We do not recommend that you change the goal metric midway through an activity. Although it is possible to change the goal metric during an activity using the Target UI, you should always start a new activity. We do not warranty what happens if you change the goal metric in an activity after it is running.
This recommendation applies to Auto-Allocate, Auto-Target, and Automated Personalization activities that use either Target or Analytics (A4T) as the reporting source.
Using the Reset Report Data option for Automated Personalization activities is not suggested. Although it removes the visible reporting data, this option does not remove all training records from the Automated Personalization model. Instead of using the Reset Report Data option for Automated Personalization activities, create a new activity and de-activate the original activity. (Note: This guidance also applies to Auto-Allocate and Auto-Target activities.)
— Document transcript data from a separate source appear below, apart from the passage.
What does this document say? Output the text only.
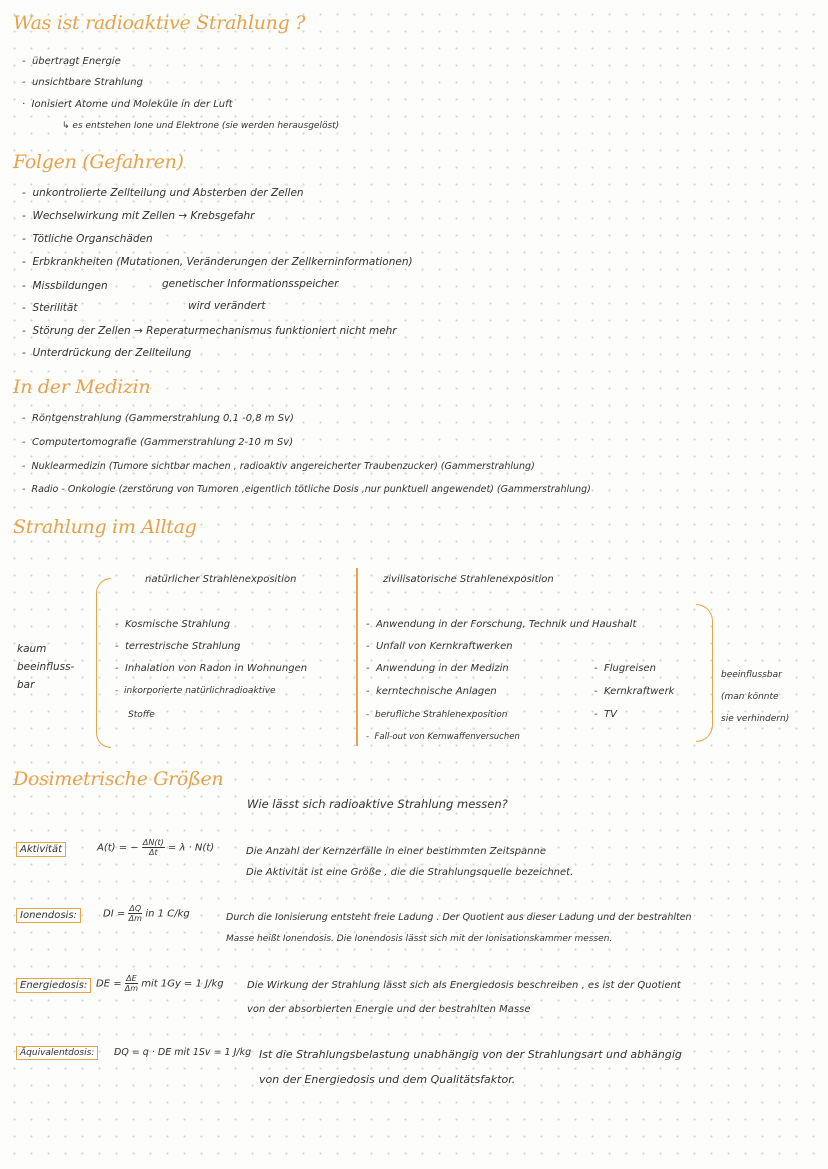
Was ist radioaktive Strahlung ?
-  übertragt Energie
-  unsichtbare Strahlung
·  Ionisiert Atome und Moleküle in der Luft
↳ es entstehen Ione und Elektrone (sie werden herausgelöst)
Folgen (Gefahren)
-  unkontrolierte Zellteilung und Absterben der Zellen
-  Wechselwirkung mit Zellen → Krebsgefahr
-  Tötliche Organschäden
-  Erbkrankheiten (Mutationen, Veränderungen der Zellkerninformationen)
-  Missbildungen	genetischer Informationsspeicher
-  Sterilität	wird verändert
-  Störung der Zellen → Reperaturmechanismus funktioniert nicht mehr
-  Unterdrückung der Zellteilung
In der Medizin
-  Röntgenstrahlung (Gammerstrahlung 0,1 -0,8 m Sv)
-  Computertomografie (Gammerstrahlung 2-10 m Sv)
-  Nuklearmedizin (Tumore sichtbar machen , radioaktiv angereicherter Traubenzucker) (Gammerstrahlung)
-  Radio - Onkologie (zerstörung von Tumoren ,eigentlich tötliche Dosis ,nur punktuell angewendet) (Gammerstrahlung)
Strahlung im Alltag
natürlicher Strahlenexposition	zivilisatorische Strahlenexposition
kaum
beeinfluss-
bar
-  Kosmische Strahlung
-  terrestrische Strahlung
-  Inhalation von Radon in Wohnungen
-  inkorporierte natürlichradioaktive
Stoffe
-  Anwendung in der Forschung, Technik und Haushalt
-  Unfall von Kernkraftwerken
-  Anwendung in der Medizin
-  kerntechnische Anlagen
-  berufliche Strahlenexposition
-  Fall-out von Kernwaffenversuchen
-  Flugreisen
-  Kernkraftwerk
-  TV
beeinflussbar
(man könnte
sie verhindern)
Dosimetrische Größen
Wie lässt sich radioaktive Strahlung messen?
Aktivität	A(t) = − $\frac{\Delta N(t)}{\Delta t} = \lambda \cdot N(t)$	Die Anzahl der Kernzerfälle in einer bestimmten Zeitspanne
Die Aktivität ist eine Größe , die die Strahlungsquelle bezeichnet.
Ionendosis:	DI = $\frac{\Delta Q}{\Delta m}$ in 1 C/kg	Durch die Ionisierung entsteht freie Ladung . Der Quotient aus dieser Ladung und der bestrahlten
Masse heißt Ionendosis. Die Ionendosis lässt sich mit der Ionisationskammer messen.
Energiedosis: DE = $\frac{\Delta E}{\Delta m}$ mit 1Gy = 1 J/kg Die Wirkung der Strahlung lässt sich als Energiedosis beschreiben , es ist der Quotient
von der absorbierten Energie und der bestrahlten Masse
Äquivalentdosis:	DQ = q · DE mit 1Sv = 1 J/kg Ist die Strahlungsbelastung unabhängig von der Strahlungsart und abhängig
von der Energiedosis und dem Qualitätsfaktor.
One model is built to identify the performance of the personalized strategy vs. randomly served traffic vs. sending all traffic to the overall winning experience. This model considers hits and conversions in the default environment only.
Traffic from a second set of models is built for each modeling group (AP) or experience (AT). For each of these models, hits and conversions across all environments are considered.
Requests will therefore be served with the same model, regardless of environment, but the plurality of traffic should come from the default environment to ensure the identified overall winning experience is consistent with real-world behavior.